Girts, head of Erica Synths, showed us a pile of new modules at the NAMM show 2018. First of all, he and his team designed a new version of the Graphic VCO. This module allows you to draw your very own waveforms and arrange them in wavetables respectively wavetable banks. On top of that, it is possible to morph between two waves and add effects like ring modulation, phase modulation, wave folding or bit crushing. Results can be saved and re-called at any time. A configurable sub-oscillator helps you creating fat basses. The sound quality of the Graphic VCO is surprisingly good. There are some videos floating around on the internet which demonstrate an early version of the oscillator’s concept. According to Girts, he threw the old model away and started from scratch. – A good decision. The new Graphic VCO features a resolution of 96 kHz, the wave resolution is 1024 points. You can do soft, bell-like sounds, all kinds of leads as well as aggressive basses. With morphing between waves, it is possible to create very lively results. Perfect for fat wobble sounds or slowly evolving pads. The Graphic VCO will be available in February 2018.
Another interesting new module made by Erica Synths is the Resonant Equalizer. It features a fully analog signal path, consisting of twelve band-pass filters. Thanks to a digital control system, you can influence the filter’s levels and resonance parameters not only manually, but via control voltages as well. Girts showed us this feature with a simple sine sweep. – The results were quite interesting. The analog filter boards of the Resonant Equalizer will be replaceable to make different band-pass configurations available. Fun fact: Girts told us that it took him only three weeks to realize the idea of the Resonant Equalizer. – From paper to prototype. Very impressive! The release of the Resonant Equalizer is scheduled for May 2018. Around SUPERBOOTH18 time.

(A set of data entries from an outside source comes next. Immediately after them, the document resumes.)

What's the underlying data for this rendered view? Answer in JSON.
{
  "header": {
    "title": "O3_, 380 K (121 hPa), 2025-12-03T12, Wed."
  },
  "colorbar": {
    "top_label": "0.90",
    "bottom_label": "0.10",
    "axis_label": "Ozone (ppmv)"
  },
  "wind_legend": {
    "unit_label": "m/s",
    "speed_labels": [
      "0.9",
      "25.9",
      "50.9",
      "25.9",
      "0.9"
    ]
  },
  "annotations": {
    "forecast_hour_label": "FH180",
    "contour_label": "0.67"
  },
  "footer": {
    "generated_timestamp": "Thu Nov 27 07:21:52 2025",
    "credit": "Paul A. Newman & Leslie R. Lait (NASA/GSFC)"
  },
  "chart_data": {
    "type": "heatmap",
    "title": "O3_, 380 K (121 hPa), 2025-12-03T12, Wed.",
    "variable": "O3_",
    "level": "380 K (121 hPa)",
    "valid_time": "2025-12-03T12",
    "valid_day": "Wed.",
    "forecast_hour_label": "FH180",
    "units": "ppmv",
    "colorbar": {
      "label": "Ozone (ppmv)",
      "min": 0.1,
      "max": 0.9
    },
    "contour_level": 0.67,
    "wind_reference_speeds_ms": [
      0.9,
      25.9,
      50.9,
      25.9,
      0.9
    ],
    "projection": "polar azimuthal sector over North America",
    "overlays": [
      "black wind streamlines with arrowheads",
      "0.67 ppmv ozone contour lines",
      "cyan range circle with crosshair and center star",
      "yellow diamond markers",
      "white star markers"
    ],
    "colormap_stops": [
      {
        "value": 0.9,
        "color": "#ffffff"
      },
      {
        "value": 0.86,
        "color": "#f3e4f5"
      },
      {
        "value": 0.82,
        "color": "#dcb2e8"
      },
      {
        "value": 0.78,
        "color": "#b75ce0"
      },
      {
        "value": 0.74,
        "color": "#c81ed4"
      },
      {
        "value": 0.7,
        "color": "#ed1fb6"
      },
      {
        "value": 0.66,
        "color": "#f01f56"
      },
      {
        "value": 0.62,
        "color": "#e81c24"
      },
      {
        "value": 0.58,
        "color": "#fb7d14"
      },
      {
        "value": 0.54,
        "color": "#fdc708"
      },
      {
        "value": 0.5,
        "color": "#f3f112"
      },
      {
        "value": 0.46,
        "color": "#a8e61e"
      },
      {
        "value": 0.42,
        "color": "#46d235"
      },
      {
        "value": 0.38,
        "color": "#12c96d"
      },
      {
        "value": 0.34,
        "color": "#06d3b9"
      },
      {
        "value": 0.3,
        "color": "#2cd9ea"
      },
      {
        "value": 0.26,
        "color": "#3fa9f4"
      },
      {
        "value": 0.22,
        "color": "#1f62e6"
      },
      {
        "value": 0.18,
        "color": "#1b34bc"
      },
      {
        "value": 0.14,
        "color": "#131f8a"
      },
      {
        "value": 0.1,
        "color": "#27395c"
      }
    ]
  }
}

Erica Synths also presented a new, fully redesigned version of the Black Hole DSP at the NAMM show 2018. It contains 24 effects with three editable parameters each, has an analog wet / dry control and a bit crusher available anytime. A preset setting can be saved for each effect. The Black Hole DSP2 will be available in April 2018.
Girts also introduced us to a more advanced version of his Drum Sequencer. It provides an intuitive user interface focused on live performances. In addition to 16 trigger channels, twelve of which also have accent outputs, there is a CV / gate pair for adding a bass synthesizer to tracks. Two Sync-LFOs allow you to modulate drum parameters. Time signature, pattern length and shuffle can be set individually for each track. Trigger and probability options are available on a per step basis. Other features include instant pattern switching, solo and mute functions, step and tap record modes as well as synchronization via MIDI. 16 banks with 16 patterns each are available. Sequences can be linked to create songs.
Complementary, Girts showed 909-inspired kick and snare modules at the NAMM show. Other circuits, including Tom, Clap, Rim Shot, Hi-Hat, Cymbal and sample-based voices plus a drum mixer, are currently in development. Girts hopes to have a complete drum rack ready in time for SUPERBOOTH18. Drum Sequencer, bass drum and snare are already in production and will become available in March 2018.